General and administrative expenses for the third quarter ended September 30, 2018 were $7.4 million, compared to $4.2 million in the same period in 2017. Total general and administrative expenditures for the nine-month period ended September 30, 2018 were $17.0 million, compared to $13.1 million for the same period in 2017. The increased spending on general and administrative expenses for the three and nine months ended September 30, 2018 reflects increased compensation costs including increased stock-based compensation charges.

Non-cash, stock-based compensation expense for the nine months ended September 30, 2018 was $15.5 million, compared to $10.2 million for same period in 2017.

Net income for the third quarter ended September 30, 2018 was $3.2 million, or $0.05 on a fully diluted per share basis, compared to a net loss of $22.7 million, or $(0.48) on a fully diluted per share basis, for the same period in 2017. The net income reported for three months ended September 30, 2018 over the loss for the same period in 2017 is primarily due to revenue recognized from Xencor’s Novartis and Alexion collaborations in 2018. For the nine months ended September 30, 2018, net loss was $52.2 million, or $(0.98) on a fully diluted per share basis, compared to a net loss of $45.9 million, which was also $(0.98) on a fully diluted per share basis, for the same period in 2017. The increased revenue for the nine months ended September 30, 2018 over amounts for the same period in 2017 was offset by increased spending in research and development in 2018. The earnings per share loss for the nine months ended September 2018 was equal to the earnings per share loss in 2017 due to the increase in shares outstanding in 2018.

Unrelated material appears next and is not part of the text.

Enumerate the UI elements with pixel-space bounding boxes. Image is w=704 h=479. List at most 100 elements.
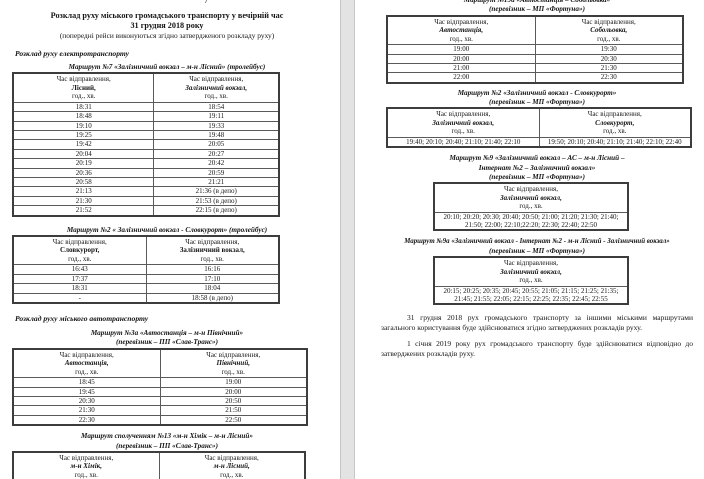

The total shares outstanding were 56,212,449 as of September 30, 2018, compared to 46,955,365 as of September 30, 2017. The additional shares outstanding at September 30, 2018 reflect the 8,395,000 shares sold in Xencor’s March financing.

Financial Guidance

Based on current operating plans, Xencor expects to have cash to fund research and development programs and operations into 2023. Xencor expects to end 2018 with approximately $525 million in cash, cash equivalents and marketable securities.

Conference Call and Webcast

Xencor will host a conference call today at 4:30 p.m. ET (1:30 p.m. PT) to discuss these third quarter 2018 financial results and provide a corporate update.

The live call may be accessed by dialing (877) 359-9508 for domestic callers or (224) 357-2393 for international callers and referencing conference ID number 5577136. A live webcast of the conference call will be available online from the Investors section of the Company’s website at www.xencor.com. The webcast will be archived on the company’s website for 90 days.